Greg Egan's Oceanic. Egan has written some of the best SF short pieces that I've read in the last decade, and this volume includes several of them. There's a little more idee-fixe coming in at the edges than in Axiomatic, a few stories which assume that the reader finds the quantum multi-world theory as philosophically alarming as Egan or the characters in the story do, but generally it's pretty excellent. library.

Jean Johnson Theirs Not To Reason Why is a piece of formulaic milsf, but you can feel the writing straining with the difficulty of using precognition as a story element. kindle.

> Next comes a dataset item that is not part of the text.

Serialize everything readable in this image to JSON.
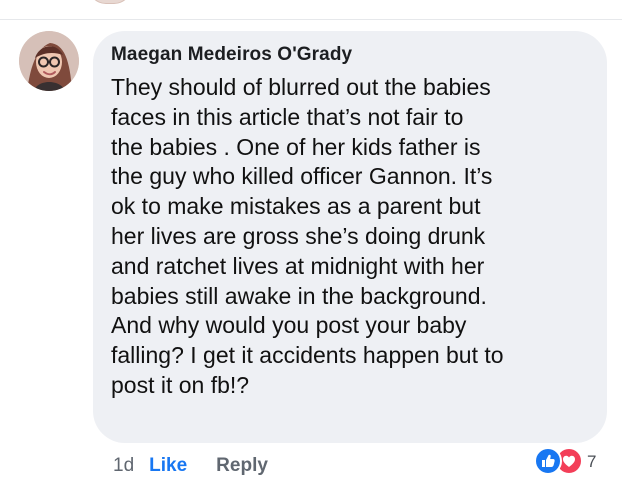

Robert Louis Stevenson Treasure Island, because it was free on the Kindle and I hadn't read it yet. kindle.

Daniel Abrahams The Dragon's Path is very well-executed, but felt like extruded fantasy product where what was being extruded was a compote of early-21st-century fantasy; Abercrombie characters in a Scott Lynch world. kindle.

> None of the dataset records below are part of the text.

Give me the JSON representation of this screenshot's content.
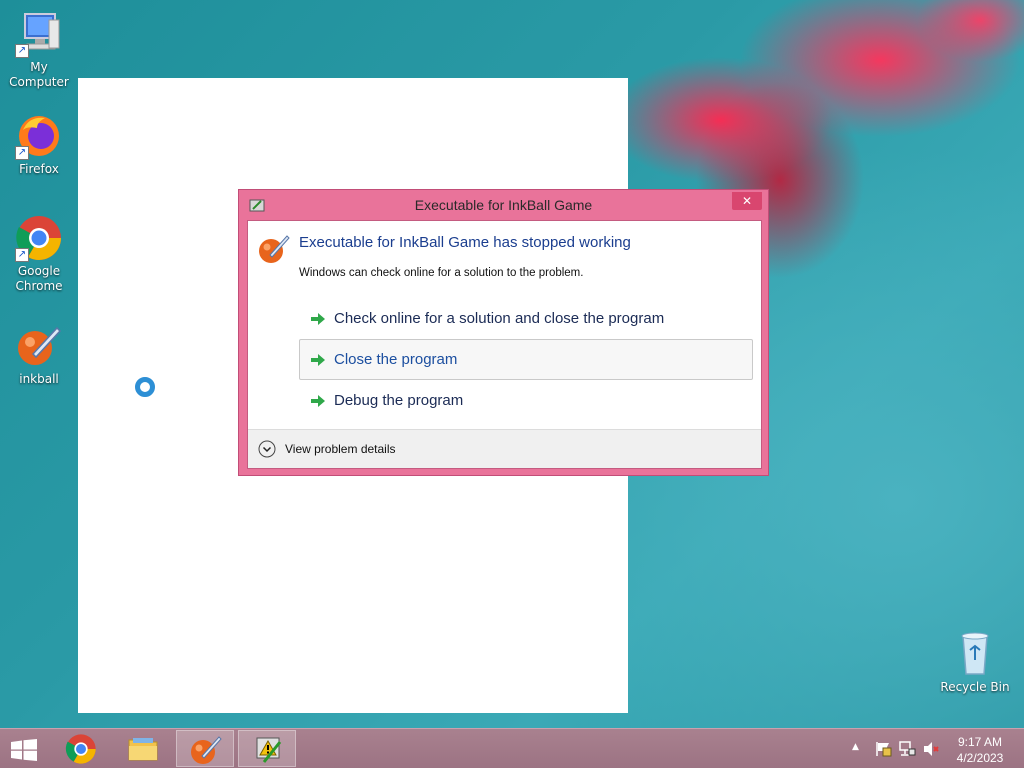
{
  "desktop": {
    "icons": [
      {
        "label": "My Computer"
      },
      {
        "label": "Firefox"
      },
      {
        "label": "Google Chrome"
      },
      {
        "label": "inkball"
      },
      {
        "label": "Recycle Bin"
      }
    ]
  },
  "dialog": {
    "title": "Executable for InkBall Game",
    "close_label": "✕",
    "heading": "Executable for InkBall Game has stopped working",
    "subtext": "Windows can check online for a solution to the problem.",
    "options": [
      {
        "label": "Check online for a solution and close the program"
      },
      {
        "label": "Close the program"
      },
      {
        "label": "Debug the program"
      }
    ],
    "details_label": "View problem details"
  },
  "taskbar": {
    "clock_time": "9:17 AM",
    "clock_date": "4/2/2023",
    "tray_arrow": "▲"
  },
  "colors": {
    "dialog_frame": "#e9739a",
    "heading_blue": "#1b3e8f",
    "taskbar": "#9c7383"
  }
}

H Rider Haggard Allan Quatermain which is a classic of the Great Imperial Adventure. kindle.

Charles Darwin Origin of Species. Surprisingly comprehensible and clear; I suppose that was why it made such an impact, but I had thought that Dawkins and Gould existed because Darwin couldn't be read on its own, and I don't think that's the case. kindle.

Stella Gibbons Cold Comfort Farm. This one's a famous, broad lampoon of books I hadn't read; there are some beautiful passages, but the sexism fairy has not been kind with it; pulling women out of the morass of rural existence and turning them into the non-working wives of local gentry doesn't feel as much of an improvement as it might have in 1933. A tale of a 1930s rural household being set into well-meaning well-ending upheaval by taking in a relative. kindle.

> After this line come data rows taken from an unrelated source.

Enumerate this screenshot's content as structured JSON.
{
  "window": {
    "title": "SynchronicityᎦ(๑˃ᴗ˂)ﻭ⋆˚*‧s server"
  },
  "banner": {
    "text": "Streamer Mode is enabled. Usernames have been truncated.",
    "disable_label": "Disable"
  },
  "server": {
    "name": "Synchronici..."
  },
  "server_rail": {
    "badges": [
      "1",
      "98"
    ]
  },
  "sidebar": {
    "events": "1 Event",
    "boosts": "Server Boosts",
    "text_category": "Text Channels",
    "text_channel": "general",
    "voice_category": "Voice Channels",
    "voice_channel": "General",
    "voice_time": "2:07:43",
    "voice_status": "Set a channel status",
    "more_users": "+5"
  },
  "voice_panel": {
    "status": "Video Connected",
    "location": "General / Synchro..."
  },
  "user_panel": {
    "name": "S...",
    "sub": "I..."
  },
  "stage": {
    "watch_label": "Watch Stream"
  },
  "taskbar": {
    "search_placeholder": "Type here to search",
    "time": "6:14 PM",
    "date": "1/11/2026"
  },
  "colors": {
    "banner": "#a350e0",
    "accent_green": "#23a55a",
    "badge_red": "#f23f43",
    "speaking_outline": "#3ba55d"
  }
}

CJCherryh Regenesis. First-person writing from the point of view of a princeling, born to power (shaped to power before her conception), trying to figure out how to use infinite power in an unforgiving society on an unforgiving planet, and figure out who murdered her mother into the bargain. Paranoid in a very Cold War and fairly explicitly Soviet mode, though everyone around is an awful lot nicer than any senior Soviet I've read about. library paper.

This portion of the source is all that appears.